Third, the Italian study found that probands with MYBPC3:c.913_914del almost always have a family history of HCM (95%) and that the penetrance of the disease for MYBPC3:c.913_914del is not only age-related but also gender-specific, as men over 20 years of age with MYBPC3:c.913_914del had a significantly higher incidence of HCM than women of the same age. These conclusions were drawn from the segregation analysis, which was performed in 14 out of 19 Italian families. The high proportion of family history for HCM is mainly based on the examination of relatives of the same or younger age as the proband, as only in four families (29%) the inheritance of the variant in the proband was confirmed by the affected parent and in half of the families the clinically unaffected parents were not included in the segregation analysis (5 families, 36%) or information on the clinical status of the parents was not provided (3 families, 21%). This suggests that not only the family history but also the penetrance of the variant was inflared. No significant difference in the overall penetrance of the LP/P MYBPC3 variants was found in either the Italian or the Slovenian cohorts. We did not observe a significant gender difference in the disease penetrance between Slovenian probands with MYBPC3:c.913_914del and those with other L/P MYBPC3 variants employing the same method as in the Italian study. Limited sample size resulting in insufficient statistical power to detect a statistically significant difference is a possible explanation for this finding, given the known male predominance in inherited cardiomyopathy cohorts [3, 8, 30]. Another possible explanation lies in the limitations of the traditional family history-based method for estimating penetrance. This approach may provide information that is valid only for the families studied and may be biased when generalised to the wider population and other world populations. Therefore, especially with the increasing availability of data, population-based studies of unrelated individuals with pathogenic variants provide a more reliable method for estimating disease penetrance [30, 31].

Our findings in the Slovenian cohort with the MYBPC3:c.913_914del variant differed from those reported in the Italian study, suggesting that conclusions about the clinical presentation of a specific pathogenic variant should be drawn with caution, given the incomplete penetrance and heterogeneous clinical presentation of variants associated with hypertrophic cardiomyopathy.

Study Limitations

In this retrospective study, participants were recruited on the basis of genetic analysis and cascade screening, with clinical and imaging data collected over 20 years of routine medical care, not as part of a targeted clinical trial.
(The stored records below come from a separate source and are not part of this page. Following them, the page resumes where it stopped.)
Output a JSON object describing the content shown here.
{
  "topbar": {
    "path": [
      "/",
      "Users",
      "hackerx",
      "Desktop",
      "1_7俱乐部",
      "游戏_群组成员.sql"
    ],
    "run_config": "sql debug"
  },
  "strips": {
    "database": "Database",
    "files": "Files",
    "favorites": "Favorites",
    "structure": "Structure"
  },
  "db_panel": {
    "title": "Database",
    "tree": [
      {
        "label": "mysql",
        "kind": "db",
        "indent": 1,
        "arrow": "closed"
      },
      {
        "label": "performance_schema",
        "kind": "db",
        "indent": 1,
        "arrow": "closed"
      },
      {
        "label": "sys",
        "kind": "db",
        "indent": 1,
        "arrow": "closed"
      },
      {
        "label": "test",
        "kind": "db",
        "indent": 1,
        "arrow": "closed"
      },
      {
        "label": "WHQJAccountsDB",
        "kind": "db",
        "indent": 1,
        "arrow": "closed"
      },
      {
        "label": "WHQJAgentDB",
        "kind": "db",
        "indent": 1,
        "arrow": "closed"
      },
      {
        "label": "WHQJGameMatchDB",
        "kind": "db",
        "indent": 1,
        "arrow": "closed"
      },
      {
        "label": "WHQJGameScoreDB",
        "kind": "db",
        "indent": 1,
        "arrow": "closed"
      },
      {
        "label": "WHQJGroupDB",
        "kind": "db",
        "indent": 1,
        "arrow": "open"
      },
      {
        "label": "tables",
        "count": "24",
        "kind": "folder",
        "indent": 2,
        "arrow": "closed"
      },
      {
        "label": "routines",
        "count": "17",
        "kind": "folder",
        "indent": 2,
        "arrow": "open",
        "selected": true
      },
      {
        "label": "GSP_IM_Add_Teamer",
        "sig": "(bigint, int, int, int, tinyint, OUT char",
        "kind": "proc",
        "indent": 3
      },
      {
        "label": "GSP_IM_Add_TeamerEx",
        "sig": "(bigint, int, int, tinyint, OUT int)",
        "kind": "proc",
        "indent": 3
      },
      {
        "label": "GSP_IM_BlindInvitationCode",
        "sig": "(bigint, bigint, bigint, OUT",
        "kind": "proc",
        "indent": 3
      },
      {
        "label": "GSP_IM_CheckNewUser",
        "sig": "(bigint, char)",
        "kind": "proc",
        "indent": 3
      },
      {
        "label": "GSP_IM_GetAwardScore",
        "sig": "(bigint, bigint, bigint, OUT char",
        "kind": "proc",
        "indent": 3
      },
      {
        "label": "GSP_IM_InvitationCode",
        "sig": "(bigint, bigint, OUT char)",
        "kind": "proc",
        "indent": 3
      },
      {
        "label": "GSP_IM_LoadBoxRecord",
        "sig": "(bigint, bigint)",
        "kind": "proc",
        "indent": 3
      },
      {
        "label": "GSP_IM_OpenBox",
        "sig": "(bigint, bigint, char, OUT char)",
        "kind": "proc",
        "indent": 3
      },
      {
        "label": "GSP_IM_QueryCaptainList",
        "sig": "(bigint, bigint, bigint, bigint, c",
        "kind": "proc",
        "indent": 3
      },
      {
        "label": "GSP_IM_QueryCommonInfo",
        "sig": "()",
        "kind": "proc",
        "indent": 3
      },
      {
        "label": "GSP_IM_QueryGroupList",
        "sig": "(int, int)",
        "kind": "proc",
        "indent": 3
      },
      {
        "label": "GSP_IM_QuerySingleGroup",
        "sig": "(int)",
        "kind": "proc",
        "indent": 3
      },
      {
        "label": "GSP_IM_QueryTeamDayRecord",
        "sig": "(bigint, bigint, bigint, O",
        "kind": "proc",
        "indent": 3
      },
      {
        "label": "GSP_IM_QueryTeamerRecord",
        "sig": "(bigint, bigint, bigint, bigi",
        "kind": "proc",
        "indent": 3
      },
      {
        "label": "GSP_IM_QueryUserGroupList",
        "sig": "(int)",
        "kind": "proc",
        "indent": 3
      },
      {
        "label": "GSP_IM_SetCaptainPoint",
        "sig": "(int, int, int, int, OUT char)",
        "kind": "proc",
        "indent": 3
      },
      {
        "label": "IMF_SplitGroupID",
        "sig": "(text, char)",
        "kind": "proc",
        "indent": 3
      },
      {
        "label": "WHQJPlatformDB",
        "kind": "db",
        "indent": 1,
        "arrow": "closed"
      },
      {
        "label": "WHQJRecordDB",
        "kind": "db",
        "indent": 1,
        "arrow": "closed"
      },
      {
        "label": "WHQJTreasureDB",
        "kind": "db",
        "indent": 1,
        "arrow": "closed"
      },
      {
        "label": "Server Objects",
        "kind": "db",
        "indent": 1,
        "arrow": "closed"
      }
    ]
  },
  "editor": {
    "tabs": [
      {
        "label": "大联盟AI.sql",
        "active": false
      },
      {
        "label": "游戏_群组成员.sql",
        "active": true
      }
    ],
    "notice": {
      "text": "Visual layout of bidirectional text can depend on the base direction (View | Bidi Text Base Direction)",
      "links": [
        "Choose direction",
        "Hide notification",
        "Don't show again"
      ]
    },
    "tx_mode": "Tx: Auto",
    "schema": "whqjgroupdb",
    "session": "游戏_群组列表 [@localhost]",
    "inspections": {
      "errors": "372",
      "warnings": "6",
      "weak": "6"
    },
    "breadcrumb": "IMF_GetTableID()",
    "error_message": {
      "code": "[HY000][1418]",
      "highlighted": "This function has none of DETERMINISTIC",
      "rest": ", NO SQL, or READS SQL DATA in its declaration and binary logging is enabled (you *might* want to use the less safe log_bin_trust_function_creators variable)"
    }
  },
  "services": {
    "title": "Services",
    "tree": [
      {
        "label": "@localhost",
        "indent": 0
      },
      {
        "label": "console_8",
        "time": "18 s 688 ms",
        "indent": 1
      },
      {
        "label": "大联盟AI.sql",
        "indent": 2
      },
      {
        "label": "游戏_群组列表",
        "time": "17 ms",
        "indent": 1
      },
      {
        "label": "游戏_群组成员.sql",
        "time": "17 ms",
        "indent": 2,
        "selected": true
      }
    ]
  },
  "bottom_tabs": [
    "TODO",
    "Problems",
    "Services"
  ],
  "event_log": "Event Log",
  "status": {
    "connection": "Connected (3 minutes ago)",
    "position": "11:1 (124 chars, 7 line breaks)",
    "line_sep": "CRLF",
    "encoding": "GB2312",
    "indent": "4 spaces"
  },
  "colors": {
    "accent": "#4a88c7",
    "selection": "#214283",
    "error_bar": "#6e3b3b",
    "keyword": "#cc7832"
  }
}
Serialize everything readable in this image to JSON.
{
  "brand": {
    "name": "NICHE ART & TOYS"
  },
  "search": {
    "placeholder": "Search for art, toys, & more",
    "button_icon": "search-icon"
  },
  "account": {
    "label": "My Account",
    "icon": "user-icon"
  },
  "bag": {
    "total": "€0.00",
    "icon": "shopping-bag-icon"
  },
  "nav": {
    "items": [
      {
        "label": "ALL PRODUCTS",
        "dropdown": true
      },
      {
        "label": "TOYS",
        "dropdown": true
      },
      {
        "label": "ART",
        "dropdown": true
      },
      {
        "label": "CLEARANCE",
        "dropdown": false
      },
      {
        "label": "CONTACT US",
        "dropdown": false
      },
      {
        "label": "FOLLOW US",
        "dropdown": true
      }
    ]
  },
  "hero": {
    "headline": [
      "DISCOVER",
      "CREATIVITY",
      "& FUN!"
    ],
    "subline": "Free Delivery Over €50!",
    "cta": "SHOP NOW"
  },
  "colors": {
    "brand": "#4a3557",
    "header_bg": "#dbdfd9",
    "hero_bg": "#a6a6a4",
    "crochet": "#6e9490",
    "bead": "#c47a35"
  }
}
Due to advances in cardiology practice over time, some probands had inadequate initial examination data, which may have biased the assessment of changes in echocardiographic parameters over time. Limited cardiac magnetic resonance imaging data prevented an assessment of differences in cardiac fibrosis between the cohorts. However, all probands were followed up, and data from the last examination are complete. Due to limited imaging data from relatives with HCM, only probands were evaluated for the cardiac phenotype. Extensive segregation analysis was not possible for all probands due to logistical constraints.